日本を代表する総合電機メーカーである三菱電機が、現在これまでにない強い逆風に直面しています。本業のビジネス自体は非常に好調を維持しており、省エネ製品の普及といった地球環境への貢献度も高く評価されていました。しかし2019年に入り、同社の労働環境を巡る深刻な問題が相次いで発覚したのです。これを受けて、市場では投資家たちが一斉に同社株を敬遠し始めるのではないかという懸念が急速に高まっています。

実際に資産を運用する現場からも、悲痛な声が漏れ聞こえてきました。ある高名な投資ファンドのマネジャーは、今後の同社株の組み入れ比率を引き下げざるを得ないという本音を明かしています。SNS上でもこの動きは大きな注目を集めており、「どれだけ利益を上げていても、働く人を大切にしない企業は応援できない」「これからの時代は業績だけでなく、ホワイトな職場環境こそが最も重要だ」といった厳しい意見が数多く飛び交っている状況です。

こうした市場の不安を決定づけたのが、世界的な調査機関である米国のMSCIによる評価の引き下げでした。同機関は2019年12月に、三菱電機の総合的な評価格付けを上から3番目の「A」から、1段階下の「トリプルB」へと格下げしたのです。過去5年間で6人もの従業員が深刻な労務問題に巻き込まれた事態を重く見た結果であり、同社にとってこのような格下げ処分を受けるのは今回が初めての苦い経験となりました。

ここで注目されているのが、近年投資の世界で最も重要視されている「ESG」という最先端の評価基準です。これは環境(Environment)、社会(Society)、企業統治(Governance)の頭文字を取った言葉で、企業の長期的な成長を見調べる指標として使われています。単に利益を追求するだけでなく、地球環境への配慮や、人権の尊重を含む社会貢献、そして透明性の高い組織運営を行っているかどうかが、現代の投資家にとって極めて重要な判断材料なのです。
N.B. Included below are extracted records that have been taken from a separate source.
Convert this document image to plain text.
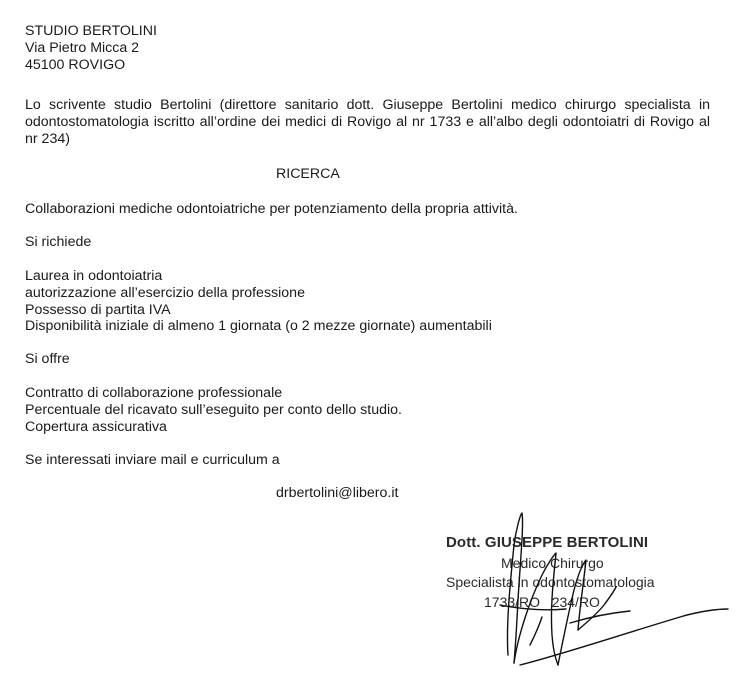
STUDIO BERTOLINI
Via Pietro Micca 2
45100 ROVIGO
Lo scrivente studio Bertolini (direttore sanitario dott. Giuseppe Bertolini medico chirurgo specialista in odontostomatologia iscritto all’ordine dei medici di Rovigo al nr 1733 e all’albo degli odontoiatri di Rovigo al nr 234)
RICERCA
Collaborazioni mediche odontoiatriche per potenziamento della propria attività.
Si richiede
Laurea in odontoiatria
autorizzazione all’esercizio della professione
Possesso di partita IVA
Disponibilità iniziale di almeno 1 giornata (o 2 mezze giornate) aumentabili
Si offre
Contratto di collaborazione professionale
Percentuale del ricavato sull’eseguito per conto dello studio.
Copertura assicurativa
Se interessati inviare mail e curriculum a
drbertolini@libero.it
Dott. GIUSEPPE BERTOLINI
Medico Chirurgo
Specialista in odontostomatologia
1733/RO   234/RO
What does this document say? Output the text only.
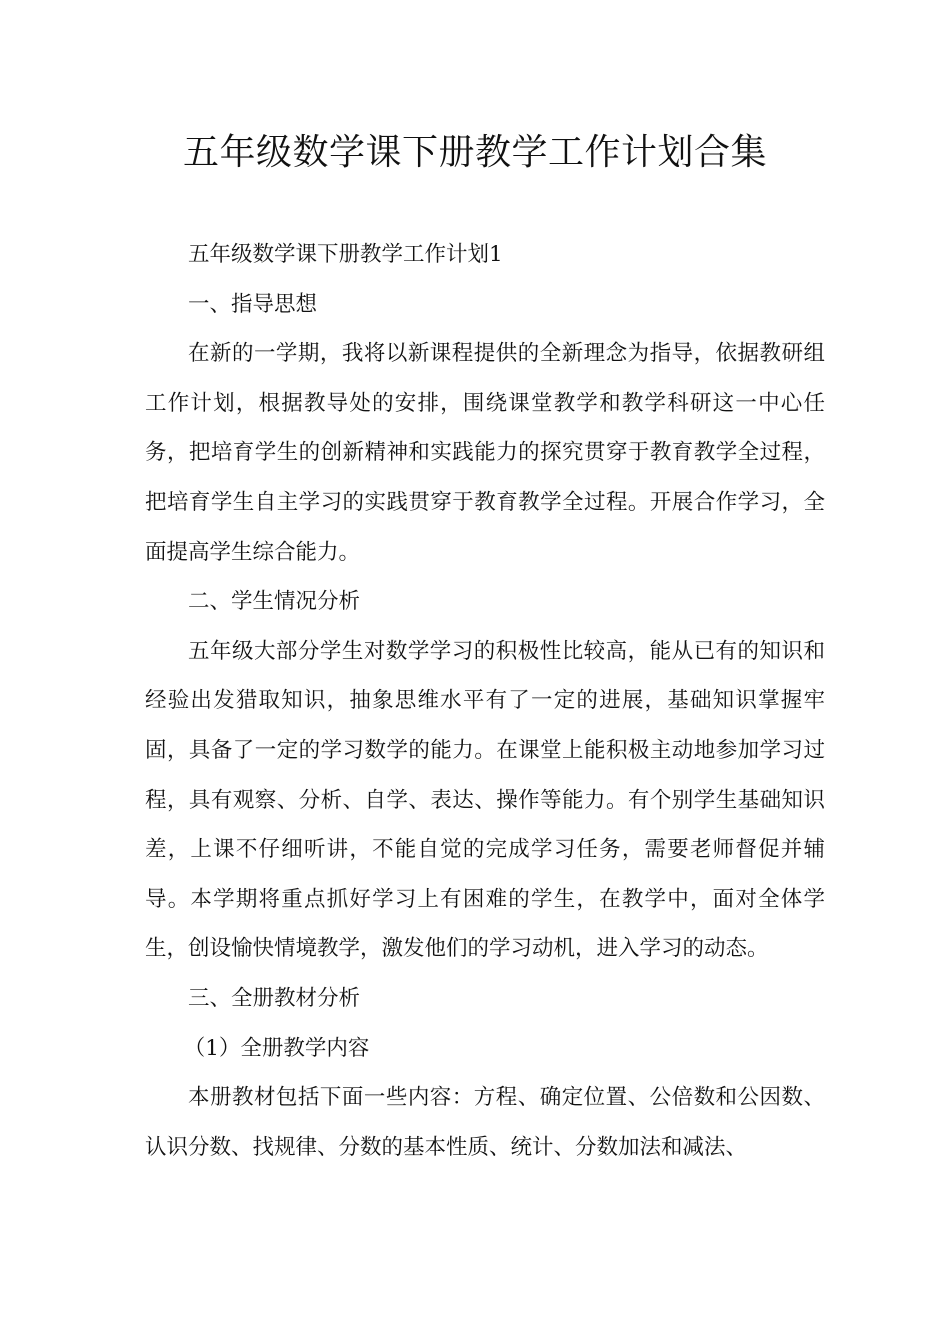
五年级数学课下册教学工作计划合集

五年级数学课下册教学工作计划1

一、指导思想

在新的一学期，我将以新课程提供的全新理念为指导，依据教研组工作计划，根据教导处的安排，围绕课堂教学和教学科研这一中心任务，把培育学生的创新精神和实践能力的探究贯穿于教育教学全过程，把培育学生自主学习的实践贯穿于教育教学全过程。开展合作学习，全面提高学生综合能力。

二、学生情况分析

五年级大部分学生对数学学习的积极性比较高，能从已有的知识和经验出发猎取知识，抽象思维水平有了一定的进展，基础知识掌握牢固，具备了一定的学习数学的能力。在课堂上能积极主动地参加学习过程，具有观察、分析、自学、表达、操作等能力。有个别学生基础知识差，上课不仔细听讲，不能自觉的完成学习任务，需要老师督促并辅导。本学期将重点抓好学习上有困难的学生，在教学中，面对全体学生，创设愉快情境教学，激发他们的学习动机，进入学习的动态。

三、全册教材分析

（1）全册教学内容

本册教材包括下面一些内容：方程、确定位置、公倍数和公因数、认识分数、找规律、分数的基本性质、统计、分数加法和减法、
今回の格下げの決定打となったのは、2019年12月に明るみに出た20代の男性社員が自ら命を絶ってしまった痛ましい問題でした。同社グループでは過去にも職員の心身の健康を損なう労務トラブルが度々発生しており、事態を重く見た会社側は2020年1月10日に「職場風土改革プログラム」という再発防止策を公表しています。ハラスメント講習を全社員に義務付けるほか、相談窓口の体制強化によって健全な職場への脱皮を図る方針です。
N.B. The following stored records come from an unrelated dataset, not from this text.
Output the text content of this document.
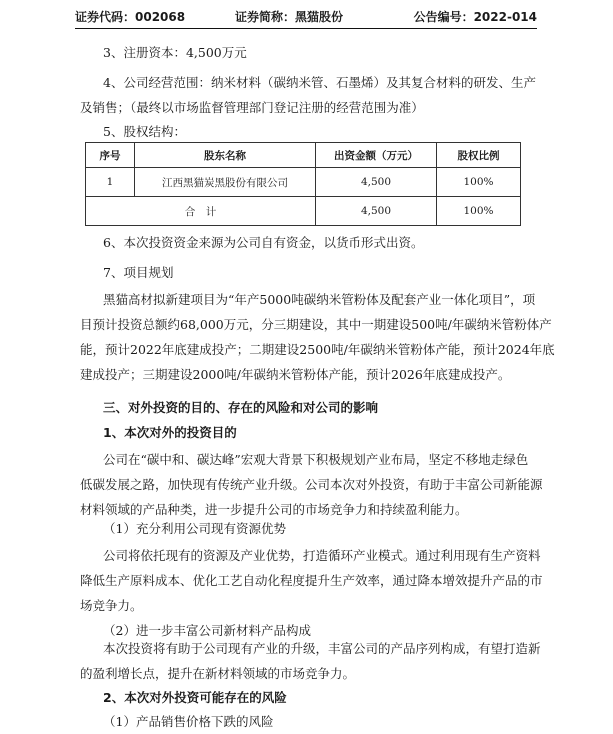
证券代码：002068	证券简称：黑猫股份	公告编号：2022-014

3、注册资本：4,500万元

4、公司经营范围：纳米材料（碳纳米管、石墨烯）及其复合材料的研发、生产

及销售；（最终以市场监督管理部门登记注册的经营范围为准）

5、股权结构：

序号	股东名称	出资金额（万元）	股权比例
1	江西黑猫炭黑股份有限公司	4,500	100%
合　计		4,500	100%

6、本次投资资金来源为公司自有资金，以货币形式出资。

7、项目规划

黑猫高材拟新建项目为“年产5000吨碳纳米管粉体及配套产业一体化项目”，项

目预计投资总额约68,000万元，分三期建设，其中一期建设500吨/年碳纳米管粉体产

能，预计2022年底建成投产；二期建设2500吨/年碳纳米管粉体产能，预计2024年底

建成投产；三期建设2000吨/年碳纳米管粉体产能，预计2026年底建成投产。

三、对外投资的目的、存在的风险和对公司的影响

1、本次对外的投资目的

公司在“碳中和、碳达峰”宏观大背景下积极规划产业布局，坚定不移地走绿色

低碳发展之路，加快现有传统产业升级。公司本次对外投资，有助于丰富公司新能源

材料领域的产品种类，进一步提升公司的市场竞争力和持续盈利能力。

（1）充分利用公司现有资源优势

公司将依托现有的资源及产业优势，打造循环产业模式。通过利用现有生产资料

降低生产原料成本、优化工艺自动化程度提升生产效率，通过降本增效提升产品的市

场竞争力。

（2）进一步丰富公司新材料产品构成

本次投资将有助于公司现有产业的升级，丰富公司的产品序列构成，有望打造新

的盈利增长点，提升在新材料领域的市场竞争力。

2、本次对外投资可能存在的风险

（1）产品销售价格下跌的风险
ただ、これまでの同社はむしろ持続可能性に配慮した模範的企業と目されていました。グループ全体で排出する二酸化炭素を45%も削減する意欲的な目標を掲げ、環境分野では業界平均を大きく上回る高得点を獲得していたからです。さらにビジネスの現状を見ても、2020年に開催を控える東京五輪・パラリンピックに向けた鉄道設備やオフィスビル向けシステムの販売が絶好調で、2020年3月期の純利益は2100億円を見込んでいます。

ライバル企業が貿易摩擦の影響で軒並み大幅な減益に苦しむ中で、この業績は驚異的な健闘と言えるでしょう。しかし私は、どれほど利益を出していても、社員の命や尊厳が守られない組織は長続きしないと考えます。企業の本質的な価値は、そこで生き生きと働く「人」にこそあるべきです。現に就職活動を控えた優秀な学生たちが、報道を受けて同社への応募を取りやめるといった深刻な人材離れの影響が出始めています。
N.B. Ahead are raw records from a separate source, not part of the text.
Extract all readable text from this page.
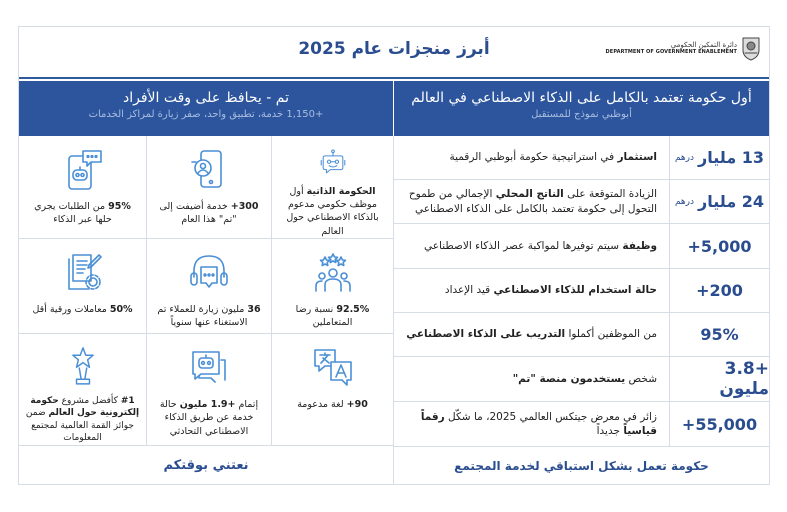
أبرز منجزات عام 2025	دائرة التمكين الحكومي
DEPARTMENT OF GOVERNMENT ENABLEMENT
أول حكومة تعتمد بالكامل على الذكاء الاصطناعي في العالم
أبوظبي نموذج للمستقبل
تم - يحافظ على وقت الأفراد
+1,150 خدمة، تطبيق واحد، صفر زيارة لمراكز الخدمات
13 مليار
درهم
استثمار في استراتيجية حكومة أبوظبي الرقمية
24 مليار
درهم
الزيادة المتوقعة على الناتج المحلي الإجمالي من طموح التحول إلى حكومة تعتمد بالكامل على الذكاء الاصطناعي
+5,000
وظيفة سيتم توفيرها لمواكبة عصر الذكاء الاصطناعي
+200
حالة استخدام للذكاء الاصطناعي قيد الإعداد
95%
من الموظفين أكملوا التدريب على الذكاء الاصطناعي
+3.8 مليون
شخص يستخدمون منصة "تم"
+55,000
زائر في معرض جيتكس العالمي 2025، ما شكّل رقماً قياسياً جديداً
حكومة تعمل بشكل استباقي لخدمة المجتمع
الحكومة الذاتية أول موظف حكومي مدعوم بالذكاء الاصطناعي حول العالم
+300 خدمة أضيفت إلى "تم" هذا العام
95% من الطلبات يجري حلها عبر الذكاء
92.5% نسبة رضا المتعاملين
36 مليون زيارة للعملاء تم الاستغناء عنها سنوياً
50% معاملات ورقية أقل
+90 لغة مدعومة
إتمام +1.9 مليون حالة خدمة عن طريق الذكاء الاصطناعي التحادثي
#1 كأفضل مشروع حكومة إلكترونية حول العالم ضمن جوائز القمة العالمية لمجتمع المعلومات
نعتني بوقتكم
労働問題の発覚以降、同社の株価は上値が重い膠着状態が続いており、市場関係者はさらなる売り急ぎを警戒しています。私は、今回の事態が日本の上場企業全体に対して「人権を軽視すれば、世界中のマネーから見捨てられる」という強力な警鐘を鳴らしたと感じてやみません。どれほど堅調な業績を誇っていても、健全な労働環境という土台が崩れてしまえば、株価も企業の未来も守れないという厳しい現実をこの事例は証明しています。